Los detalles son el lujo que Balmain exploró en FW 24
“Es lujo, pero no es tranquilo”.

Así resumió Olivier Rousteing la colección masculina de Fall Winter de Balmain, con su derroche de colores vivos, estampados figurativos y lunares, brillos metálicos. adornos de alta costura.
Abrió la exposición con un abrigo cubierto de cristales del tamaño de un guisante que representaban dos ojos, una nariz y unos labios rojos. Rousteing explicó que la cara no pertenecía a nadie, sino que había sido generada por inteligencia artificial. Por ahora, es un misterio que pertenece al formidable atelier de Balmain.
Después de casi 13 años al timón creativo de la casa, Rousteing sigue encontrando nuevas misiones para sí mismo, la última de las cuales es aplicar a la moda masculina el mismo nivel de artesanía intensiva y expresión libre que se ve en la moda femenina, y tender puentes entre París y África. (El diseñador es de ascendencia somalí-etíope, y fue criado en Burdeos por sus padres adoptivos antes de cursar estudios de moda en la capital francesa).

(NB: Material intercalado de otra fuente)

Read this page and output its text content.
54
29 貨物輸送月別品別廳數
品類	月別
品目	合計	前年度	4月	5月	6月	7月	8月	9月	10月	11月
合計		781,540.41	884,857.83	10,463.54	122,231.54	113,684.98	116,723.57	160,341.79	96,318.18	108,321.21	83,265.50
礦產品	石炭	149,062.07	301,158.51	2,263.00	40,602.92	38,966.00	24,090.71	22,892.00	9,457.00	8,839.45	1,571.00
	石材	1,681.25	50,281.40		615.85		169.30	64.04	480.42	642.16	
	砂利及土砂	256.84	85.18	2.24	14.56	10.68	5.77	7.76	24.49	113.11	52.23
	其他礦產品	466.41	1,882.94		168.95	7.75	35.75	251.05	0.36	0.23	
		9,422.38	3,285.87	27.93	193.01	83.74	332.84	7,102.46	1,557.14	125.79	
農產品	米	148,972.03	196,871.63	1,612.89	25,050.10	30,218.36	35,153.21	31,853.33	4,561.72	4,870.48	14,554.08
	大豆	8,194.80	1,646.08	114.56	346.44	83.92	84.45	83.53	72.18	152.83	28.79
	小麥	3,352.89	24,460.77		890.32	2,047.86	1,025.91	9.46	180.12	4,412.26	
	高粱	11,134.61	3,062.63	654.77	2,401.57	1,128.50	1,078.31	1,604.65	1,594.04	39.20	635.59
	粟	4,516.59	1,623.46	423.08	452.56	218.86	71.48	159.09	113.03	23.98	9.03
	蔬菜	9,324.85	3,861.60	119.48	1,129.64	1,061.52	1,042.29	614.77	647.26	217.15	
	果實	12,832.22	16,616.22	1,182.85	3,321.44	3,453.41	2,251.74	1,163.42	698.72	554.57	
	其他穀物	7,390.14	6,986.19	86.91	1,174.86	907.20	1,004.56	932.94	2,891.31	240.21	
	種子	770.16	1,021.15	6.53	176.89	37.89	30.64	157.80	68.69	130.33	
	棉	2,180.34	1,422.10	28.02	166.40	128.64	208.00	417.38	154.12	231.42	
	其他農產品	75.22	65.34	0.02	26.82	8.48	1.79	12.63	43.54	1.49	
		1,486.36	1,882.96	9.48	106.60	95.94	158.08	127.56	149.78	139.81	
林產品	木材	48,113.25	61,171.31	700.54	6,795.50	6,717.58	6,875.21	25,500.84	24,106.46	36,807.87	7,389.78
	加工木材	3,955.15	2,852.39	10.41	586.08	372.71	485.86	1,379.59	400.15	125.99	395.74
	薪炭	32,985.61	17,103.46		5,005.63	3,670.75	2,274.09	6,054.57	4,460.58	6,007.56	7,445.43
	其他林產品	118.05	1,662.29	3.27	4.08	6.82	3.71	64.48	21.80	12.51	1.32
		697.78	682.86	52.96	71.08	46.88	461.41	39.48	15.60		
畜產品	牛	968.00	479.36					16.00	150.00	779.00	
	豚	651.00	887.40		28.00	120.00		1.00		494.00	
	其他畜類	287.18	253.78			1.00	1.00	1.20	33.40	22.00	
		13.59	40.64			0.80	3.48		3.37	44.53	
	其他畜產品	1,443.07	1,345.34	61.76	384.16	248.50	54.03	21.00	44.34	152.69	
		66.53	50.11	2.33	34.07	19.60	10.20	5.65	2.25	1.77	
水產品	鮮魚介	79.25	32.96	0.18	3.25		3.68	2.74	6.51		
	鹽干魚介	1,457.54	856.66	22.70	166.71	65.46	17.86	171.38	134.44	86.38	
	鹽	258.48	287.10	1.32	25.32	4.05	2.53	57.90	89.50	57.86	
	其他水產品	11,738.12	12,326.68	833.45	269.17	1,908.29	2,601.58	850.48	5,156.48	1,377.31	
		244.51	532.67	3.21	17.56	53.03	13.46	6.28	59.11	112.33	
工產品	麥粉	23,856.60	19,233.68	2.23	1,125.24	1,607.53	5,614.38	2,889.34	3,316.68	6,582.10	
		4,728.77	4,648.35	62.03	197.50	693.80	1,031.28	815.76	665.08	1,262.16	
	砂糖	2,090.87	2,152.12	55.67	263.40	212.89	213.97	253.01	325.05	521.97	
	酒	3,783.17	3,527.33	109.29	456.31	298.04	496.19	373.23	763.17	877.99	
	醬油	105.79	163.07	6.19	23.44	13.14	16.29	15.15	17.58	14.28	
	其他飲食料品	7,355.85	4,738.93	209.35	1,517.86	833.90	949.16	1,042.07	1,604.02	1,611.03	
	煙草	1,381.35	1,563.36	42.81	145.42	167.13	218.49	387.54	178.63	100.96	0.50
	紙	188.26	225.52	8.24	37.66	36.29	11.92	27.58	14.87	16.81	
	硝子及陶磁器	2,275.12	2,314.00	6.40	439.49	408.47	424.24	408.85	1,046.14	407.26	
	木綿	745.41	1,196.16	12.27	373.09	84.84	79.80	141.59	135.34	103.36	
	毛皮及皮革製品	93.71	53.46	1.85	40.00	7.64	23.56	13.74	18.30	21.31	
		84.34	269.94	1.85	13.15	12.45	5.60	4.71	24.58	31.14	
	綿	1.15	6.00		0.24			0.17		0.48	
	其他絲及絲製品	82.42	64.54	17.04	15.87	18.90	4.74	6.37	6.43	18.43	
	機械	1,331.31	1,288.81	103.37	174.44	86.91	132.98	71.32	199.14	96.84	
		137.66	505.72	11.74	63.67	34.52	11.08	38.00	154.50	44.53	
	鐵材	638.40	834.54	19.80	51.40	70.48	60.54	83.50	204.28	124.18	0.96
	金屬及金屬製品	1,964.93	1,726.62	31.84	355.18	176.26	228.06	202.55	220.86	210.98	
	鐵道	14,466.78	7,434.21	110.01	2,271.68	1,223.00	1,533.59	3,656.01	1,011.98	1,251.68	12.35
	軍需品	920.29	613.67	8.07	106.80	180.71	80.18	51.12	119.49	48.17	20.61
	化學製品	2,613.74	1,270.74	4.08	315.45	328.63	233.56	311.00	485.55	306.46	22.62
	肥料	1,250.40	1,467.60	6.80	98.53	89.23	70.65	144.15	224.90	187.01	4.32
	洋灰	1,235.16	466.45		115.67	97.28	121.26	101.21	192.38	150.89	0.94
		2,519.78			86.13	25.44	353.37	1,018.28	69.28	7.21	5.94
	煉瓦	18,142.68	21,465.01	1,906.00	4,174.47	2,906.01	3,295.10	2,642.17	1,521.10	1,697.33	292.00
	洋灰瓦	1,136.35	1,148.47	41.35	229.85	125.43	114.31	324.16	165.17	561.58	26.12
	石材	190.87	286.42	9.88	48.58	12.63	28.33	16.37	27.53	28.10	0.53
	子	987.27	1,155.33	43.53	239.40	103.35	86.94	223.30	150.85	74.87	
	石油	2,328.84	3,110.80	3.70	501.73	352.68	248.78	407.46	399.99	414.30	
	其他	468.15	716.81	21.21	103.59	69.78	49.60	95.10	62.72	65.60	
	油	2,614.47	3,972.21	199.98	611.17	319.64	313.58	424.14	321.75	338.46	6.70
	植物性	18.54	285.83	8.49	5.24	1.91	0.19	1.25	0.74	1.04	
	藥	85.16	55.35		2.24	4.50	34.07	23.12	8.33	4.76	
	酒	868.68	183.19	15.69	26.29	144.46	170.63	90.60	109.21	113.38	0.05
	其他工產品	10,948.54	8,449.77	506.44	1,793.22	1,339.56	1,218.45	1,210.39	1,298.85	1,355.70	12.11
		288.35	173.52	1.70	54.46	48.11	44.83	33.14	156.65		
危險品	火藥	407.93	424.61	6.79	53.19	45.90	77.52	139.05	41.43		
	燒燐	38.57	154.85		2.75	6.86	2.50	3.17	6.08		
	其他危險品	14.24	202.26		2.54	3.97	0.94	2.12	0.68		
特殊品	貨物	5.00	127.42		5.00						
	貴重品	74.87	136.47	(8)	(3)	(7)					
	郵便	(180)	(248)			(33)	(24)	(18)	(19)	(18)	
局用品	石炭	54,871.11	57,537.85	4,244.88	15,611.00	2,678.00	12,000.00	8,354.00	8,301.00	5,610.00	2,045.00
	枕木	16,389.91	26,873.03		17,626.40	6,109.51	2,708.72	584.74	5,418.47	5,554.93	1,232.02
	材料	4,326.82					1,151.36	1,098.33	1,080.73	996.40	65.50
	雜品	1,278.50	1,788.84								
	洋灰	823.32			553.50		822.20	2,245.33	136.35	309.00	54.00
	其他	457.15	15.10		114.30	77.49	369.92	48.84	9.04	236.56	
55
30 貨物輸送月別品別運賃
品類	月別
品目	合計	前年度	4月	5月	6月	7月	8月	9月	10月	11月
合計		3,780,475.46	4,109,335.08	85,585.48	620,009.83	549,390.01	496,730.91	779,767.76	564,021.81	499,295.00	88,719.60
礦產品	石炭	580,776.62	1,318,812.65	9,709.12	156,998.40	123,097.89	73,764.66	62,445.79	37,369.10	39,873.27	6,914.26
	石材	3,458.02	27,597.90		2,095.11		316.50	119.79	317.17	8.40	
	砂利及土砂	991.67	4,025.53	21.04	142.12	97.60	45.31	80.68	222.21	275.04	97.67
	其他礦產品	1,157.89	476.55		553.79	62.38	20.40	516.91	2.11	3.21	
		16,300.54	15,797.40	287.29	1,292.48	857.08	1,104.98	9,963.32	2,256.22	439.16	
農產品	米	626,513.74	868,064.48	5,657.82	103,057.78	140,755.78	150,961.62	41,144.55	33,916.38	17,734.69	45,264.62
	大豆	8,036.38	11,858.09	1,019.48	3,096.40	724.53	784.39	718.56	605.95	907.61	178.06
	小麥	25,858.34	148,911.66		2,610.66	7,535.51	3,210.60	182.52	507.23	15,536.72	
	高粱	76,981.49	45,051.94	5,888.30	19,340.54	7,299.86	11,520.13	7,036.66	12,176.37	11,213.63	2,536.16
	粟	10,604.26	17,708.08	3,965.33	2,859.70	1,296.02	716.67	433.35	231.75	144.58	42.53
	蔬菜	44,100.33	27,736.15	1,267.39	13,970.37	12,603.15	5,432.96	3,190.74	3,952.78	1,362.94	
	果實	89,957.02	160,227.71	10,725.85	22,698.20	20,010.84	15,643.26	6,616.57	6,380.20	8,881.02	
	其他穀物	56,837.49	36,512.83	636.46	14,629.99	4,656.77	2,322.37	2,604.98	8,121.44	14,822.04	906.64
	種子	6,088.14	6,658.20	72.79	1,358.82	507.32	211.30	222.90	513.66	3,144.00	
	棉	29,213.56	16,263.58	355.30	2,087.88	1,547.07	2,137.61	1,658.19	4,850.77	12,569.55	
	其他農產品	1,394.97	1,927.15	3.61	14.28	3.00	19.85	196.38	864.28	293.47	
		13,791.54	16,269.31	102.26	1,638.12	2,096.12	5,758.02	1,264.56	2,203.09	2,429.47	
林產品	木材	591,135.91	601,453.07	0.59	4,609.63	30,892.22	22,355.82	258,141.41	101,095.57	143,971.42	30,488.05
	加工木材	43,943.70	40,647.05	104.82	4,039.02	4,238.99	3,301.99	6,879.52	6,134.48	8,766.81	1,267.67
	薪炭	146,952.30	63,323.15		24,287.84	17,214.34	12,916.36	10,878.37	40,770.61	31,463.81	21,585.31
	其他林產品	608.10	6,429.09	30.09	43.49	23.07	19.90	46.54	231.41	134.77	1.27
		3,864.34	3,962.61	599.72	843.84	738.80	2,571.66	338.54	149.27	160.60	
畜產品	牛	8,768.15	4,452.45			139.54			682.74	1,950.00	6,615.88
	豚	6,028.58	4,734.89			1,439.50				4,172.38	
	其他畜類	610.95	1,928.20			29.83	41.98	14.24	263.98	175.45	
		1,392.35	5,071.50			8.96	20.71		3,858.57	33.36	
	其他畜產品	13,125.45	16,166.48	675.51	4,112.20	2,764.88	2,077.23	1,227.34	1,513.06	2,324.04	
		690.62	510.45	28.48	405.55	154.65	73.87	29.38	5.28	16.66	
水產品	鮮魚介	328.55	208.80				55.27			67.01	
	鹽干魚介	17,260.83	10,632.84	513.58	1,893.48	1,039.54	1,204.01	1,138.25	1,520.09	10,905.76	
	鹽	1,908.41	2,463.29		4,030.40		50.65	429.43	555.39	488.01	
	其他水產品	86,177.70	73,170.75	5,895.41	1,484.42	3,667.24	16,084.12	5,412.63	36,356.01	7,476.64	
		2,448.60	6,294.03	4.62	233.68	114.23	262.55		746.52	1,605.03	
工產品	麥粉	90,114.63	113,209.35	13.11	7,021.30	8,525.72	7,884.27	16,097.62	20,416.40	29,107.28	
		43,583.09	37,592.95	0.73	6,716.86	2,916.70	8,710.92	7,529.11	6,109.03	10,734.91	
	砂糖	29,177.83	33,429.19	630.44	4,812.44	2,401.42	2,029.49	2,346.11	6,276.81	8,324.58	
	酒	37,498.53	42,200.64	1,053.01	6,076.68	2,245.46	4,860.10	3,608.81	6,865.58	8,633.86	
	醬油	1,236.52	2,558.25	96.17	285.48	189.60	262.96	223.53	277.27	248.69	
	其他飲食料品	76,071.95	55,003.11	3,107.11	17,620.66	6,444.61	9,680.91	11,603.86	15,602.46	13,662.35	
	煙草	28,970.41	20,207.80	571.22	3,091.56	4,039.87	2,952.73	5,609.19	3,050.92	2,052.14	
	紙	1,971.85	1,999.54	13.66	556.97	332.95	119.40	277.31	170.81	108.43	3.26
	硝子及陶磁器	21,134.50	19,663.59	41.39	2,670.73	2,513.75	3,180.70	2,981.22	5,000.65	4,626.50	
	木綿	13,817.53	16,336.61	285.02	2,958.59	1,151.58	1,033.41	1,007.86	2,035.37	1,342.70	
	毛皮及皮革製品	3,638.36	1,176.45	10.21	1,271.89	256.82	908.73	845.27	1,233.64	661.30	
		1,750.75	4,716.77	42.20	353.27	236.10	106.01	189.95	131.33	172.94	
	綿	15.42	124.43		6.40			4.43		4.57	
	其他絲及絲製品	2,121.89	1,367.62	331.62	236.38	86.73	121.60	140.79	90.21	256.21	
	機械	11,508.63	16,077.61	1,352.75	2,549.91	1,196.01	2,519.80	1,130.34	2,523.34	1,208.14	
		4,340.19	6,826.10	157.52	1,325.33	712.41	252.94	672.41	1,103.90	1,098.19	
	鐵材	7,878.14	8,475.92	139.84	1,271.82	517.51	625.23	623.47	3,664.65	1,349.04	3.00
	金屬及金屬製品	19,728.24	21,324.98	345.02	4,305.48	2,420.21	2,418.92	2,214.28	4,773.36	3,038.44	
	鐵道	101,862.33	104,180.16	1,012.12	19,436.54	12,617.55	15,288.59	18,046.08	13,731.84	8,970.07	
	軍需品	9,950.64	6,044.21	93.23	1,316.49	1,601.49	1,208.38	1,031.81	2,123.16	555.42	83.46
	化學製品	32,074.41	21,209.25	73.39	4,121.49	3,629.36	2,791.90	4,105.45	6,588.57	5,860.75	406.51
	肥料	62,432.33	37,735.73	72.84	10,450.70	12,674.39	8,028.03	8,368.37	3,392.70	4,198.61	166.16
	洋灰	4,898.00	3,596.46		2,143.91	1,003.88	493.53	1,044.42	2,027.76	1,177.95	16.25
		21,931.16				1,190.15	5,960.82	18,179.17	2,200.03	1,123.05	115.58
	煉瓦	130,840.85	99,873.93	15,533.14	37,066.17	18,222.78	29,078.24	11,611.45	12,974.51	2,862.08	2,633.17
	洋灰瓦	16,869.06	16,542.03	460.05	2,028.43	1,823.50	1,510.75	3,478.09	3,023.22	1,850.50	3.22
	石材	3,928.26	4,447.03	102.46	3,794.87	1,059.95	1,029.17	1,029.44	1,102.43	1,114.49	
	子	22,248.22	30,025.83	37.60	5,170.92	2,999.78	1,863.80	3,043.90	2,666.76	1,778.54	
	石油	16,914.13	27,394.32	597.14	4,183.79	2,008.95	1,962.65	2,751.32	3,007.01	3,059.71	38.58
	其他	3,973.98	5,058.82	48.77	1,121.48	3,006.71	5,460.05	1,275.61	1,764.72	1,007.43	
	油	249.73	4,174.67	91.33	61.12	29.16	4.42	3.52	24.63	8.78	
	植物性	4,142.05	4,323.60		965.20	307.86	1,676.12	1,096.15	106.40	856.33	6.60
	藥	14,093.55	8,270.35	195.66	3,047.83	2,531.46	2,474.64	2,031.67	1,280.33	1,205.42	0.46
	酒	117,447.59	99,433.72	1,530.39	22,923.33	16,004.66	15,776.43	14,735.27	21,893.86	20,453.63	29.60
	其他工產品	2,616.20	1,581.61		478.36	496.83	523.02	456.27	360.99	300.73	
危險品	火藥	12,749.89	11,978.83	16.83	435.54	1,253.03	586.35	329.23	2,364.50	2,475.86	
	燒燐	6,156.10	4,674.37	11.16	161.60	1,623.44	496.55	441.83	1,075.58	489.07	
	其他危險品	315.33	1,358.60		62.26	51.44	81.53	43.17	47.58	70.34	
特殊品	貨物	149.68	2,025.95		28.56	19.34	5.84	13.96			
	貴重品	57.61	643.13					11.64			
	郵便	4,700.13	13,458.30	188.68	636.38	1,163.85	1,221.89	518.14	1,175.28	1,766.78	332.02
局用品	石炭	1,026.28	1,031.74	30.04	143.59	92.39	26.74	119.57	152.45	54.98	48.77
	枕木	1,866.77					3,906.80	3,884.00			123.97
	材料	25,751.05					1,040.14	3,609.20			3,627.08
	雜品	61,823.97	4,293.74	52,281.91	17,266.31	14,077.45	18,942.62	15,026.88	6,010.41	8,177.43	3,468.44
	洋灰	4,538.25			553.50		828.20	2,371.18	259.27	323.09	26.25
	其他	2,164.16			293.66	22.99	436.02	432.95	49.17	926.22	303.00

Rousteing calificó de “renacimiento” la vuelta de Balmain a un desfile dedicado a los hombres tras cuatro años de desfiles mixtos, tomando libremente ideas del archivo femenino de Pierre Balmain, haciendo referencia al arsenal de códigos que ha introducido, la sastrería como primordial y siguiendo sus propios instintos de moda.
“Un hombre alegre, seguro de sí mismo, sin miedo a ser juzgado, un hombre que se siente libre”, afirma entusiasmado.
En cambio, la libertad de la que disfrutan las mujeres en la moda se expresó con atrevidos choques de color, profusos adornos y joyas atrevidas, entre ellas un exceso de pulseras y brazaletes, algunos parecidos a parrillas.
Durante una sesión informativa entre bastidores, Rousteing pareció protegerse preventivamente contra las críticas, reconociendo su larga trayectoria de oposición a las tendencias y de hacer las cosas a su manera. De hecho, incluso se contradijo a sí mismo, guiñando un ojo, al reclutar a Naomi Campbell para que cerrara su desfile vestida con el máximo símbolo del lujo discreto, un abrigo de cachemira beige.
“No creo que debamos basar el mundo en si somos tranquilos o no. Creo que debemos basar nuestro mundo en lo que creemos”
“No creo que hoy sea importante formar parte de una tendencia. Es importante ser uno mismo”.